Joseph Sorota was working his shift at a GE factory in Lynn, Massachusetts, when he was called to the main office. “There was a man I never met who asked me what I did on the way home, did I have a girlfriend, did I have a drink at a bar,” Sorota told GE Reports. “When he identified himself as a man from the FBI, I almost died. I didn’t do anything wrong, but I thought he was there maybe to arrest me.”

It was 1941, World War II was raging in Europe, and Sorota, an engineering student at Northeastern University from a family of Ukrainian immigrants, had only recently signed up with GE.

But the man didn’t come to lock him up. He led Sorota to a small building with a tall brick smokestack and told him: “This is where you’re going to work.” The reason for Sorota’s abrupt job change? A mystery cargo that recently arrived packed in a wooden crate from the United Kingdom.

The crate held a British jet engine, known as the Whittle engine after its designer, Royal Air Force officer Frank Whittle. The U.S. government selected GE to redesign it and make it ready for service. Sorota, now called employee No. 5, was selected to be part of the small team, nicknamed the “Hush-Hush Boys,” to do it.  “The FBI man warned me that if I gave away any secrets, the penalty was death,” Sorota said.

Five months after they started, the Hush-Hush Boys wheeled their prototype inside a concrete bunker attached to the small building, nicknamed “Fort Knox,” for a test. The cell opened into an old brick smokestack to channel exhaust and mask the tests. The first firing of the engine, which eventually led to the first jet engine built in the United States, took place exactly 80 years ago today. The engine, called I-A, is now part of the Smithsonian collection in Washington, D.C.

I-A jet engine team

Some of the Hush-Hush Boys with the I-A jet engine that Sorota helped develop. It was the first jet engine built in the United States. Image credit: Museum of Innovation and Science Schenectady

Whittle believed that his turbojet engine design could transform both air travel and aerial combat. The Royal Air Force had sent him to the U.S. to team up with engineers at GE to pursue the second goal.

As it turned out, Whittle’s outsized confidence would be fully justified. The partnership resulted not only in the first American jet engine, but it also energized GE’s aviation division. According to current company statistics, every two seconds an aircraft powered by its technology takes off somewhere in the world. That translates to more than 2,200 planes aloft at any given moment, each carrying as many as 500 passengers. Whittle was knighted for his effort.

GE Aviation is far from finished. Its engineers are working on the next generation of commercial and military engines that will help define the future of flight.

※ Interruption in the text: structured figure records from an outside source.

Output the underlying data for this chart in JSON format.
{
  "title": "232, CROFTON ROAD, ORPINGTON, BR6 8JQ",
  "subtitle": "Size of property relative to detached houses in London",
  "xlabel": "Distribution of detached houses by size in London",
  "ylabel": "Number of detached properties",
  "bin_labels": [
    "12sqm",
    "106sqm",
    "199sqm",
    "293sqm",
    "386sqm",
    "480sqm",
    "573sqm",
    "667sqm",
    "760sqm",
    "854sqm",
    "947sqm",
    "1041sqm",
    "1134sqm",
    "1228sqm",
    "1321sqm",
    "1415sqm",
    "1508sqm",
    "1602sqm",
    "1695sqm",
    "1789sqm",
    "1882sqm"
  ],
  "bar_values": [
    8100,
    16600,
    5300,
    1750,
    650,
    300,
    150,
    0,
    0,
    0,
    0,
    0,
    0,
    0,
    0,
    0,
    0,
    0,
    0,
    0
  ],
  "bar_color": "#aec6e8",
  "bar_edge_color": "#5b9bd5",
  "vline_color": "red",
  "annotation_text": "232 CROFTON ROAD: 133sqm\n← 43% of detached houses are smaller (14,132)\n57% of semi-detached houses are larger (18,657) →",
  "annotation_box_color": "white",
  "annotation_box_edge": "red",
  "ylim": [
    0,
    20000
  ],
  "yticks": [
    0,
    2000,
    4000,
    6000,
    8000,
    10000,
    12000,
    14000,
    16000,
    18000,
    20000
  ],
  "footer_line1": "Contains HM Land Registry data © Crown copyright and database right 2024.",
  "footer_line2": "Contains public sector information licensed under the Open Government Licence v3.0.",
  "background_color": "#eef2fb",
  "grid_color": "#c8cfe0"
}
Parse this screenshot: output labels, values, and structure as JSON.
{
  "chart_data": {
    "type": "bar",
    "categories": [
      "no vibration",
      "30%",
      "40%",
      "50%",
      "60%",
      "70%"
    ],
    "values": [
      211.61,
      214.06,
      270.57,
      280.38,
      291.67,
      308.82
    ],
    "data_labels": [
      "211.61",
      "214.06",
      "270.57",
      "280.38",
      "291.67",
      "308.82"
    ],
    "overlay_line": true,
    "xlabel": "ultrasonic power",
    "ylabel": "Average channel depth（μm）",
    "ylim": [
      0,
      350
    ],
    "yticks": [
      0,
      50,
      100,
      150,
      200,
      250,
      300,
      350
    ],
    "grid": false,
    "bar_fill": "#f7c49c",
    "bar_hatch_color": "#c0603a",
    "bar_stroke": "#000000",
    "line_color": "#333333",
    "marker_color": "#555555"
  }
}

Earlier this year, Airbus and CFM International — a 50/50 joint company between GE and Safran Aircraft Engines — announced that they’ll collaborate on tests of a GE aircraft engine fueled by liquid hydrogen. Around the mid-2020s, the team plans to mount the engine on a modified Airbus 380 for flight testing, with the goal of placing a hydrogen-powered passenger plane into service about 10 years later. Such a plane would produce zero CO2 emissions during flight.

An artist’s rendering of hydrogen fuel being burned in the combustor of a jet engine. Above: a deconstructed Passport engine like the one that engineers will be modifying for hydrogen combustion testing.

CFM is also part of the Revolutionary Innovation for Sustainable Engines (RISE) Program to demonstrate advanced technologies for the next generation of engines that will use 20% less fuel and produce 20% fewer CO2 emissions than the most efficient jet engines built today.

GE Aviation is also working with NASA on hybrid electric flight.

Back at Lynn, a major hub for military jet engine production, things are also speeding ahead. Workers there recently completed the first test of a new engine for the Army’s enormous fleet of Black Hawk and Apache helicopters. The engine, called the T901, was also selected to power the Army’s Future Attack Reconnaissance Aircraft (FARA). The T901 incorporates the latest in materials and manufacturing technology, along with health monitoring sensors and algorithms that help predict maintenance.

T901 in a Lynn, Mass. test cell

The T901 in a Lynn, Mass., test cell. The engine is equipped with more than 700 sensors to capture engine performance data.

That first test was the beginning of a rigorous, years-long test campaign for the T901 — a significant portion of which will take place just a few hundred yards away from the small concrete building where Joseph Sorota and the Hush-Hush Boys made aviation history eight decades ago.

That building isn’t testing engines any longer, but it serves as an ever-present reminder of the heroic efforts GE employees have made in service of the U.S. military and to connect the world by flight. A plaque on the outside reads, “Test Site of America’s First Turbojet Engine. April 18, 1942.”

The defunct, brick smokestack that points out of that building and into the Lynn sky is a memento of the past, but its shadow also points to an exciting future.